Malucos, poetas e esquisitos.
Enquanto o verbo do atendimento era, concretamente, faturar,
o da criação não passava de abstratos redigir e leiautar. Enquanto um
apresentava resultados substantivos, que sonavam na caixa registradora, o outro
oferecia a matéria-prima menos tangível de todas, em uma era essencialmente
positivista: meros adjetivos superlativados.
Até a década de 60, conforme a história, era precária a
situação dos profissionais que atuavam em criação nessas agências de perfil
repartição pública privada, produzindo anúncios engravatados e num contexto
onde criatividade não era o foco do negócio:
A criação era apenas um desses serviços prestados pelas
agências, uma das baias de seu labirinto burocrático - quase nunca a mais
importante. Os anúncios, em geral, eram empolados, uma lista de elogios ao
produto sem o menor compromisso com a realidade.(GANDRA,1995: 46)
Segundo relato do jornalista Gandra (1995:48) as agências
tinham rotinas "de causar inveja nos personagens do escritor Franz
Kafka", e o processo de criação era costurado por idas e vindas do boy do
tráfego - uma espécie de mandalete de operações, que pegava o texto
datilografado na mesa do redator, levava para o estúdio, no outro andar, onde
ficavam os layoutmen, que criavam o layout e produziam a arte-final. Redatores
e layoutmen não só não trocavam idéias, como os autores do texto só viam o
anúncio depois de publicado.
Sérgio Graciotti.
Criação conversar com o cliente, como hoje é comum em
agências de propaganda? Nem pensar! "Nós mal víamos a cara deles",
afirma o redator da época Sérgio Graciotti (1995:48), contando que tanto
redatores quanto layoutmen recebiam baixos salários, e, principalmente os das
letras, com origens diversas - jornalistas, advogados, escritores - faziam da
propaganda um bico à espera do "momento certo de escrever o seu grande
romance ou livro de poemas", recorda Graciotti (1995:49), confidenciando que
tanto redatores quanto layoutmen eram considerados "os malucos, os poetas,
os esquisitos da agência" (1995:48).
"Eram como párias nesse mercado", conclui Gandra,
baseado nos relatos dos criadores de então (1995:49). Contrastando com os de
atendimento, que desde o terno conservador ao cabelo bem cortado faziam jus a
claras tarefas e aos maiores salários, coerentes com a posição que ocupavam, de
executivos de negócios. Contraste sobre o que bem alerta Kathryn Woodward ( 2000):
a identidade está vinculada também a condições sociais e
materiais. Se um grupo é simbolicamente marcado como o inimigo ou como o tabu,
isso terá efeitos reais porque o grupo será socialmente excluído e terá
desvantagens materiais (WOODWARD, 2000:14).
Kathryn Woodward.
Em outro momento do capítulo Identidade e Diferença,
Woodward (2000) observa que é preciso explicar porque as pessoas investem nas
posições que os discursos da identidade lhes oferecem. No caso dos redatores do
momento histórico acima, fica transparente a razão de serem tratados como párias
e esquisitos, pois investiam negativamente em sua posição. Afinal, como
respeitar o trabalho de alguém que o encara como um mero bico?

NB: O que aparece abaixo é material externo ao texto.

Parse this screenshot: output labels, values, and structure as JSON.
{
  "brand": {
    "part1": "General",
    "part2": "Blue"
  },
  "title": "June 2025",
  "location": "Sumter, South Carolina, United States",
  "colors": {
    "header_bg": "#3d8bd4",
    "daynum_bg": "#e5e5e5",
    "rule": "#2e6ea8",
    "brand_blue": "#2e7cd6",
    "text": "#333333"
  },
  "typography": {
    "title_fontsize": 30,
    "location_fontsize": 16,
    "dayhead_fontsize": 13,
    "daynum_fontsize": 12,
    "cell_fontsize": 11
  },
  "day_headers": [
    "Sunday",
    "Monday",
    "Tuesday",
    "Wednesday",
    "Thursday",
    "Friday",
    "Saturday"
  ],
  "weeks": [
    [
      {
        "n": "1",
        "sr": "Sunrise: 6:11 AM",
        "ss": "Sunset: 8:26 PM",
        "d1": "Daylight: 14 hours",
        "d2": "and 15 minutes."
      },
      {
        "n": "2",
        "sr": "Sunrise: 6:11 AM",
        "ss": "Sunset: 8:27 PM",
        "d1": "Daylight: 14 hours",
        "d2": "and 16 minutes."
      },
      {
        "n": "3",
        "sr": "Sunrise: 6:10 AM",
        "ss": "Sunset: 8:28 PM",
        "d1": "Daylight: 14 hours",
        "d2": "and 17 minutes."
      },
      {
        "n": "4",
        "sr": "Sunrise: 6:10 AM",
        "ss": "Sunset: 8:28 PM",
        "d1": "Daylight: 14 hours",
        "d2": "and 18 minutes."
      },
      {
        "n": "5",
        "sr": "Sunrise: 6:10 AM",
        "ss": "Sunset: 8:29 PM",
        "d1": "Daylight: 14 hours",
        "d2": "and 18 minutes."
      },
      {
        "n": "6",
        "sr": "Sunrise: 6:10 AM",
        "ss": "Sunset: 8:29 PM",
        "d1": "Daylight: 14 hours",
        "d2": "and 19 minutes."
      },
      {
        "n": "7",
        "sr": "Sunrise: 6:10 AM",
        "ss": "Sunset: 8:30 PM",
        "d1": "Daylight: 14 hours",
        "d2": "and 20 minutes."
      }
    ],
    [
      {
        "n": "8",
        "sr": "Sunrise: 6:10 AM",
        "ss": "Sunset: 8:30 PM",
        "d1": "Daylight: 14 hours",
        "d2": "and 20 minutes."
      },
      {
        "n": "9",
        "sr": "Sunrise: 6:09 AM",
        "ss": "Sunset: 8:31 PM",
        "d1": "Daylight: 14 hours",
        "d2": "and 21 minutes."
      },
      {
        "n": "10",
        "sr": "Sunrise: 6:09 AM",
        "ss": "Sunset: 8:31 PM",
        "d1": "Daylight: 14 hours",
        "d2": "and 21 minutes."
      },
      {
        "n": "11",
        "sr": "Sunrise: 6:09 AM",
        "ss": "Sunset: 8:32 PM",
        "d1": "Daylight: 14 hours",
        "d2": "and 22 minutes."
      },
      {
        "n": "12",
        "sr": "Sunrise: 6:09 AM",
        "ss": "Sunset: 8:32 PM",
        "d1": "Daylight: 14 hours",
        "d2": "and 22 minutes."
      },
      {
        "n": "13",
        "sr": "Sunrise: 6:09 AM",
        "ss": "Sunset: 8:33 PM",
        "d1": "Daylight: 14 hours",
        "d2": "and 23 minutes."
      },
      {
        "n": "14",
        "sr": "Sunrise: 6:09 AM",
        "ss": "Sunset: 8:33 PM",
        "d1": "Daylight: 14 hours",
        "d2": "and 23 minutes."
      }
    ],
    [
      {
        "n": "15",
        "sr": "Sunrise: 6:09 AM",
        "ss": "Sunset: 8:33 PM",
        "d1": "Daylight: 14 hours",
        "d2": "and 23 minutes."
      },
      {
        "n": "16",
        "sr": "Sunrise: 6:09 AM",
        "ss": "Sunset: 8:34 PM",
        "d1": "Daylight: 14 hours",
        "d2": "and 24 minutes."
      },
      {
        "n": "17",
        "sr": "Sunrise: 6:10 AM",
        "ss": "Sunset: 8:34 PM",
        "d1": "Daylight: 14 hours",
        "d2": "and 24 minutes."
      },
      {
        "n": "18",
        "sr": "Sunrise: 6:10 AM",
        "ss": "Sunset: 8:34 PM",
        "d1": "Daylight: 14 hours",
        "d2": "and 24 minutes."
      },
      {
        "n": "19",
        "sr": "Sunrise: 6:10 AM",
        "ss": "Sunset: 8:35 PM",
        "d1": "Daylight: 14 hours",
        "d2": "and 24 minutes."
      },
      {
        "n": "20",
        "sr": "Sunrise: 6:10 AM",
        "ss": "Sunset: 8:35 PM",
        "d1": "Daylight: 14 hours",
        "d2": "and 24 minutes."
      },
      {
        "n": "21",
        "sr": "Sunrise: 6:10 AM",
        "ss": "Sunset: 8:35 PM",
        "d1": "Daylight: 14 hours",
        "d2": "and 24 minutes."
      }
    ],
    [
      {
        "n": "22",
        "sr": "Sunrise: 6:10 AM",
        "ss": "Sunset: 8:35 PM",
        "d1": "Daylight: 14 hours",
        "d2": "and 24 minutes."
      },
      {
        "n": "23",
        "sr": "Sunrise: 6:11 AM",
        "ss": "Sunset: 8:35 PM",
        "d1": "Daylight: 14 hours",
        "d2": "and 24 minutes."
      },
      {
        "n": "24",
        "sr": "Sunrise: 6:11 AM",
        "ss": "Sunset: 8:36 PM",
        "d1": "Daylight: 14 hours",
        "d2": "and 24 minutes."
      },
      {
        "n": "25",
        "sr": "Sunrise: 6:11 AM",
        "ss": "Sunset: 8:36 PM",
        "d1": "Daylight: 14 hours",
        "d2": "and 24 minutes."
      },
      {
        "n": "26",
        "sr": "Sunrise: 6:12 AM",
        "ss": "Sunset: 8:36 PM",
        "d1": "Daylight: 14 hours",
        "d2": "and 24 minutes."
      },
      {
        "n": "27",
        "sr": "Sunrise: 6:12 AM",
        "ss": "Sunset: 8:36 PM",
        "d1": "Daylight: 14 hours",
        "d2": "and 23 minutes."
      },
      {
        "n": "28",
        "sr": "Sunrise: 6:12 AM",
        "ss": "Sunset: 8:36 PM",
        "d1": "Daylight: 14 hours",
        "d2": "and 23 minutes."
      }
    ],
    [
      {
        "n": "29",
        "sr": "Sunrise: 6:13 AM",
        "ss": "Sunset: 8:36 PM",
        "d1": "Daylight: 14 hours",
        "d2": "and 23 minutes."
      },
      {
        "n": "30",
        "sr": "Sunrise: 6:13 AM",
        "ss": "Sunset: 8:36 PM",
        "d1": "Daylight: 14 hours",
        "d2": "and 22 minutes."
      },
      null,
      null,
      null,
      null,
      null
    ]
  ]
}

Muita gente de criação, aliás, conforme relata Julio Cosi Jr
(1995:49), " sonhava em mudar para o atendimento e assim melhorar o seu
contracheque".
O outro clube, foco na criatividade.
Bill Bernbach.
Nos Estados Unidos, no entanto, um criador publicitário
americano chamado Bill Bernbach, o B da agência DDB, já havia deflagrado,
no final dos anos 40, o que se chamou depois de Revolução Criativa na propaganda.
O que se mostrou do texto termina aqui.